TEMPO.CO, Jakarta - Bagi masyarakat Aceh, minum kopi atau ngopi di kedai menjadi telah menjadi budaya. Tidak heran kota-kota di Aceh memiliki banyak kedai kopi sehingga dijuluki Negeri Seribu Warung Kopi. Warung atau kedai kopi ini menyuguhkan nuansa sederhana dengan cara penyajian kopi yang masih tradisional.
Salah satu kedai kopi yang menawarkan racikan kopi tradisional adalah Kedai Solong di Jalan Iskandar, Ulee Kareng, Banda Aceh. Beda dengan kedai kopi modern yang menggunakan mesin, Kedai Solong masih menyeduh kopi dengan saringan. Atraksi penyajian yang unik ini menjadi daya tarik tersendiri bagi wisatawan.
Cara tradisional membuat kopi Aceh
Untuk menyajikan segelas kopi, pembuat kopi akan memasukkan bubuk kopi yang telah di seduh dengan air mendidih ke dalam saringan kopi lalu mengangkatnya tinggi-tinggi. Tangan kanan memegang saringan yang dimainkan ke atas lalu ke bawah.
Cara ini bertujuan untuk membuat asap dalam kopi terurai terkena embusan angin, semakin asap terurai maka rasa kopi yang disaring kian terasa lebih nikmat. Kopi yang telah disaring kemudian disajikan di cangkir.
Pembeli juga bisa meminta tambahan gula ataupun susu tergantung selera. Tapi sebagian besar pembeli memesan secangkir kopi tanpa gula atau susu karena secangkir kopi robusta yang disangrai di sini tak begitu pahit.
"Karena pakai teknik saring nanti kopi lebih merata dan lebih enak. Prosesnya itu sampai dua kali, tiga kali ditarik.
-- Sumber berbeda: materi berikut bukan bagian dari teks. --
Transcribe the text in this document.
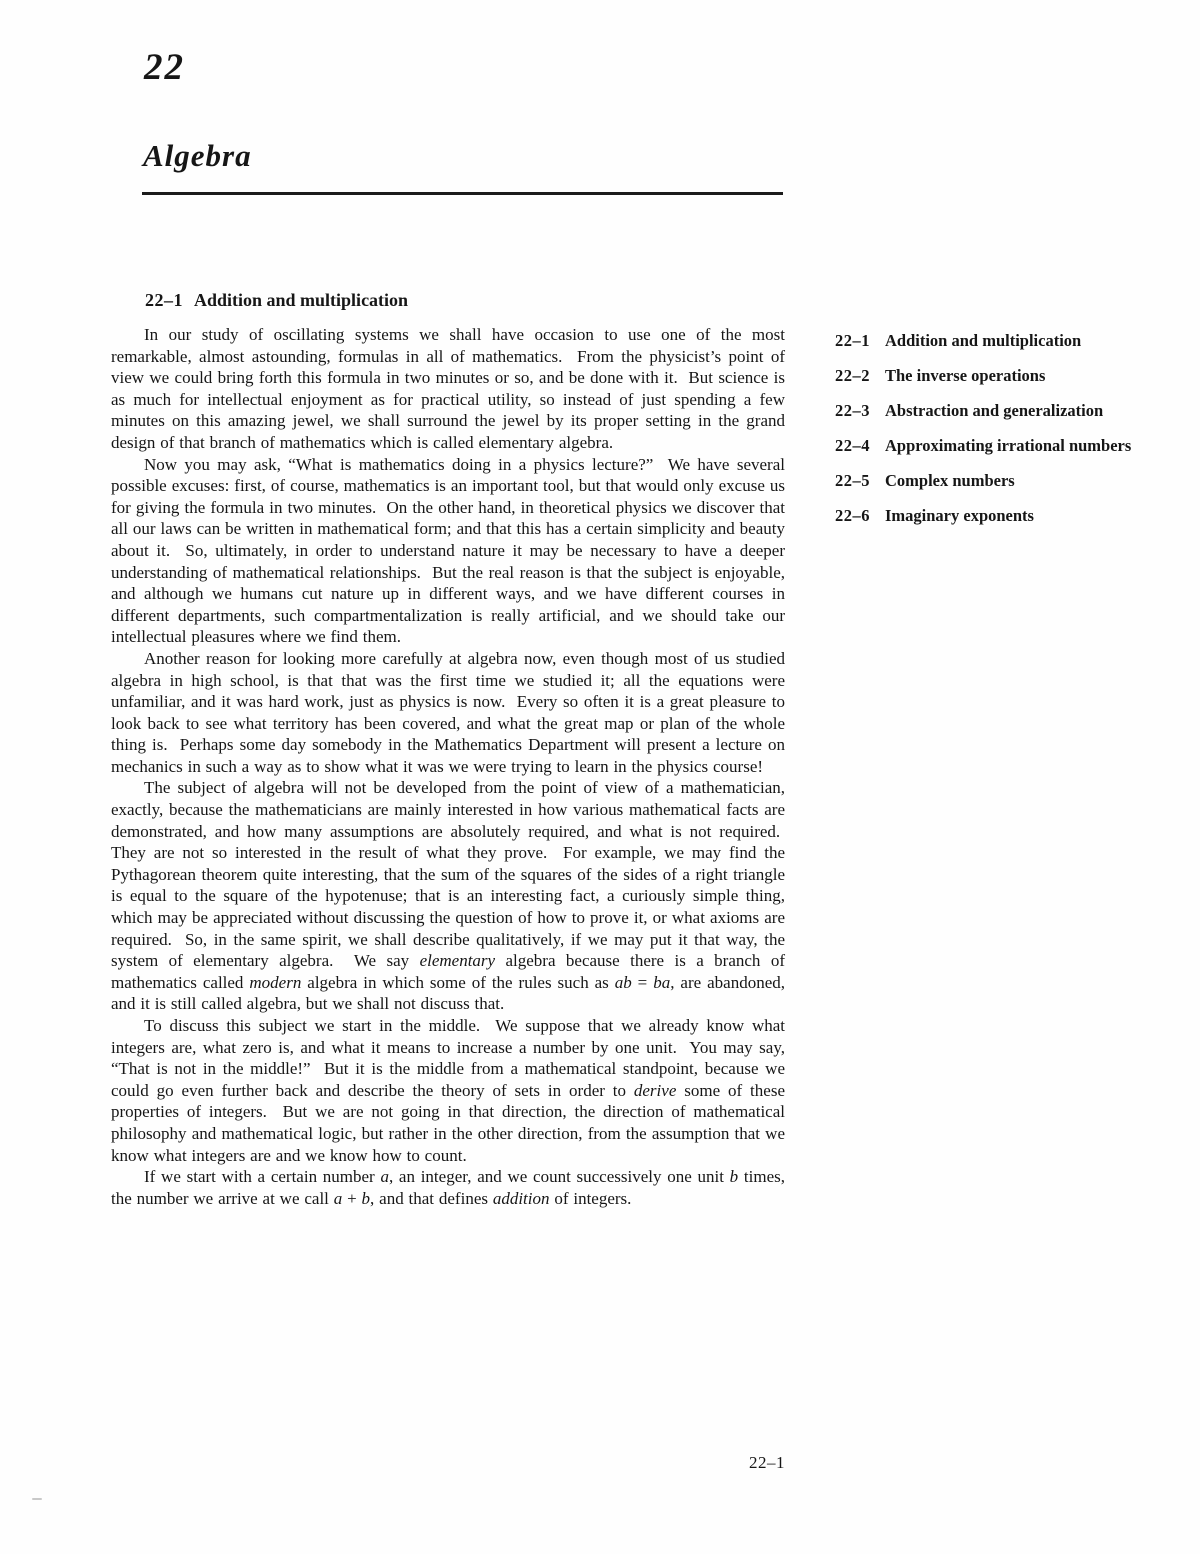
22
Algebra
22–1 Addition and multiplication

In our study of oscillating systems we shall have occasion to use one of the most remarkable, almost astounding, formulas in all of mathematics.  From the physicist’s point of view we could bring forth this formula in two minutes or so, and be done with it.  But science is as much for intellectual enjoyment as for practical utility, so instead of just spending a few minutes on this amazing jewel, we shall surround the jewel by its proper setting in the grand design of that branch of mathematics which is called elementary algebra.

Now you may ask, “What is mathematics doing in a physics lecture?”  We have several possible excuses: first, of course, mathematics is an important tool, but that would only excuse us for giving the formula in two minutes.  On the other hand, in theoretical physics we discover that all our laws can be written in mathematical form; and that this has a certain simplicity and beauty about it.  So, ultimately, in order to understand nature it may be necessary to have a deeper understanding of mathematical relationships.  But the real reason is that the subject is enjoyable, and although we humans cut nature up in different ways, and we have different courses in different departments, such compartmentalization is really artificial, and we should take our intellectual pleasures where we find them.

Another reason for looking more carefully at algebra now, even though most of us studied algebra in high school, is that that was the first time we studied it; all the equations were unfamiliar, and it was hard work, just as physics is now.  Every so often it is a great pleasure to look back to see what territory has been covered, and what the great map or plan of the whole thing is.  Perhaps some day somebody in the Mathematics Department will present a lecture on mechanics in such a way as to show what it was we were trying to learn in the physics course!

The subject of algebra will not be developed from the point of view of a mathematician, exactly, because the mathematicians are mainly interested in how various mathematical facts are demonstrated, and how many assumptions are absolutely required, and what is not required.  They are not so interested in the result of what they prove.  For example, we may find the Pythagorean theorem quite interesting, that the sum of the squares of the sides of a right triangle is equal to the square of the hypotenuse; that is an interesting fact, a curiously simple thing, which may be appreciated without discussing the question of how to prove it, or what axioms are required.  So, in the same spirit, we shall describe qualitatively, if we may put it that way, the system of elementary algebra.  We say elementary algebra because there is a branch of mathematics called modern algebra in which some of the rules such as ab = ba, are abandoned, and it is still called algebra, but we shall not discuss that.

To discuss this subject we start in the middle.  We suppose that we already know what integers are, what zero is, and what it means to increase a number by one unit.  You may say, “That is not in the middle!”  But it is the middle from a mathematical standpoint, because we could go even further back and describe the theory of sets in order to derive some of these properties of integers.  But we are not going in that direction, the direction of mathematical philosophy and mathematical logic, but rather in the other direction, from the assumption that we know what integers are and we know how to count.

If we start with a certain number a, an integer, and we count successively one unit b times, the number we arrive at we call a + b, and that defines addition of integers.

22–1 Addition and multiplication
22–2 The inverse operations
22–3 Abstraction and generalization
22–4 Approximating irrational numbers
22–5 Complex numbers
22–6 Imaginary exponents
22–1
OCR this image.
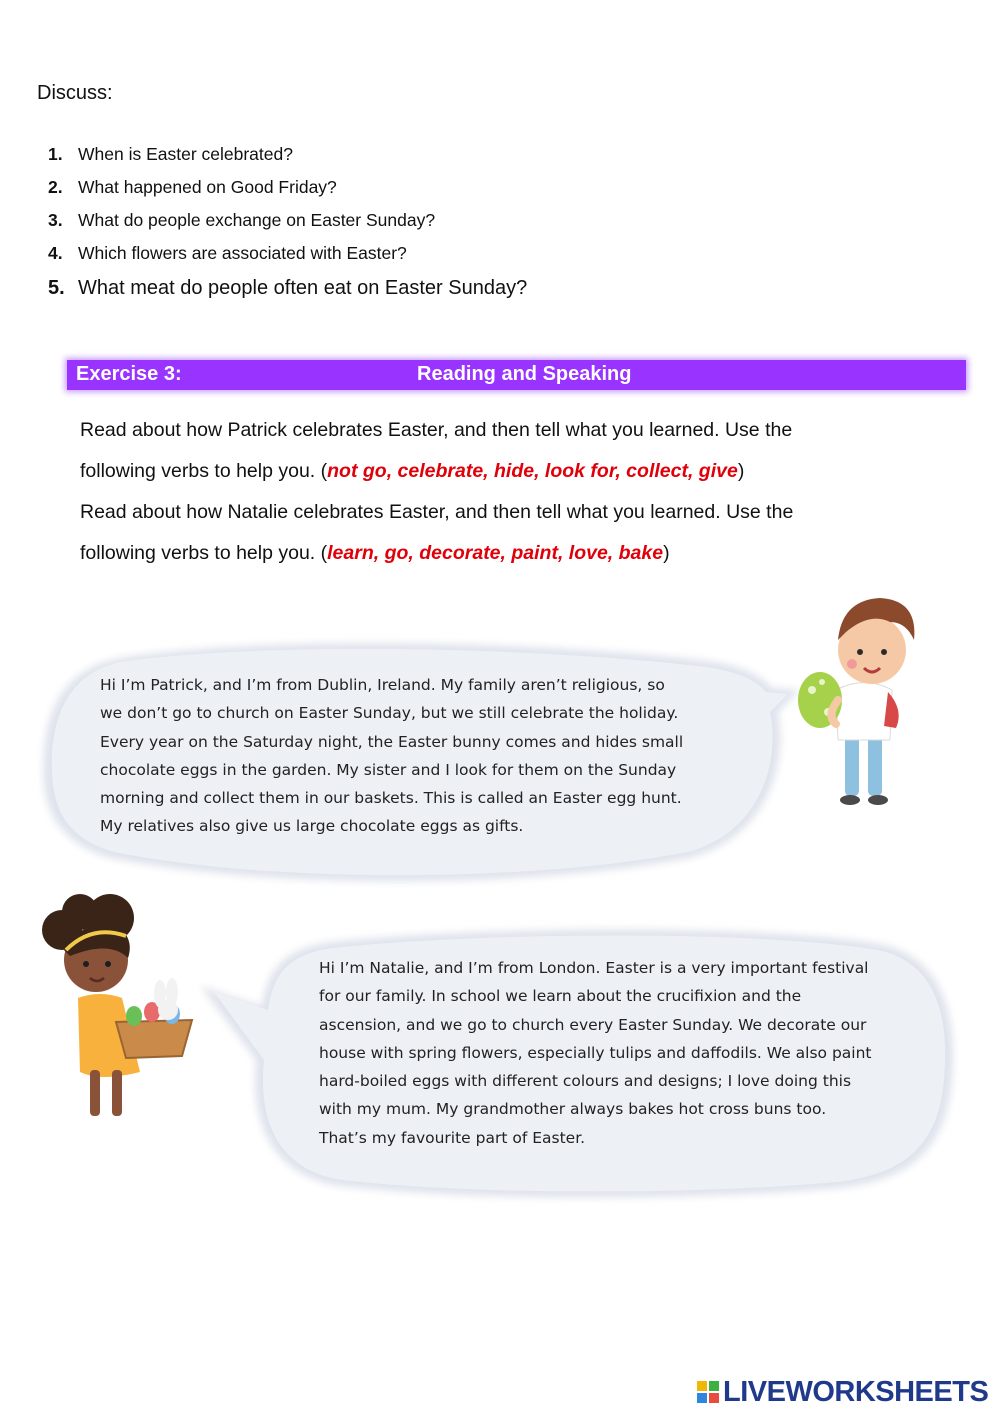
Discuss:
1. When is Easter celebrated?
2. What happened on Good Friday?
3. What do people exchange on Easter Sunday?
4. Which flowers are associated with Easter?
5. What meat do people often eat on Easter Sunday?
Exercise 3:	Reading and Speaking
Read about how Patrick celebrates Easter, and then tell what you learned. Use the
following verbs to help you. (not go, celebrate, hide, look for, collect, give)
Read about how Natalie celebrates Easter, and then tell what you learned. Use the
following verbs to help you. (learn, go, decorate, paint, love, bake)
Hi I’m Patrick, and I’m from Dublin, Ireland. My family aren’t religious, so
we don’t go to church on Easter Sunday, but we still celebrate the holiday.
Every year on the Saturday night, the Easter bunny comes and hides small
chocolate eggs in the garden. My sister and I look for them on the Sunday
morning and collect them in our baskets. This is called an Easter egg hunt.
My relatives also give us large chocolate eggs as gifts.
Hi I’m Natalie, and I’m from London. Easter is a very important festival
for our family. In school we learn about the crucifixion and the
ascension, and we go to church every Easter Sunday. We decorate our
house with spring flowers, especially tulips and daffodils. We also paint
hard-boiled eggs with different colours and designs; I love doing this
with my mum. My grandmother always bakes hot cross buns too.
That’s my favourite part of Easter.
LIVEWORKSHEETS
Kami sebenarnya punya juga teknik penyajian kopi pakai mesin untuk pengolahan kopi arabika tapi kalau kopi robusta itu memang enak ditarik ya," kata Haji Nawawi yang akrab disapa Haji Solong, pemilik kedai ini.
Terdapat beberapa menu kopi robusta di kedai ini, di antaranya kopi pancong dan kopi sanger yang harganya dipatok sebesar 7.000 rupiah dan 15.000 rupiah.
Teknik sangrai
Selain penyajiannya yang masih mempertahankan ciri khas sejak berdirinya kedai, Kedai Solong juga tetap mempertahankan teknik pengolahan kopi dengan menggunakan teknik sangrai yang dibakar dengan tungku kayu.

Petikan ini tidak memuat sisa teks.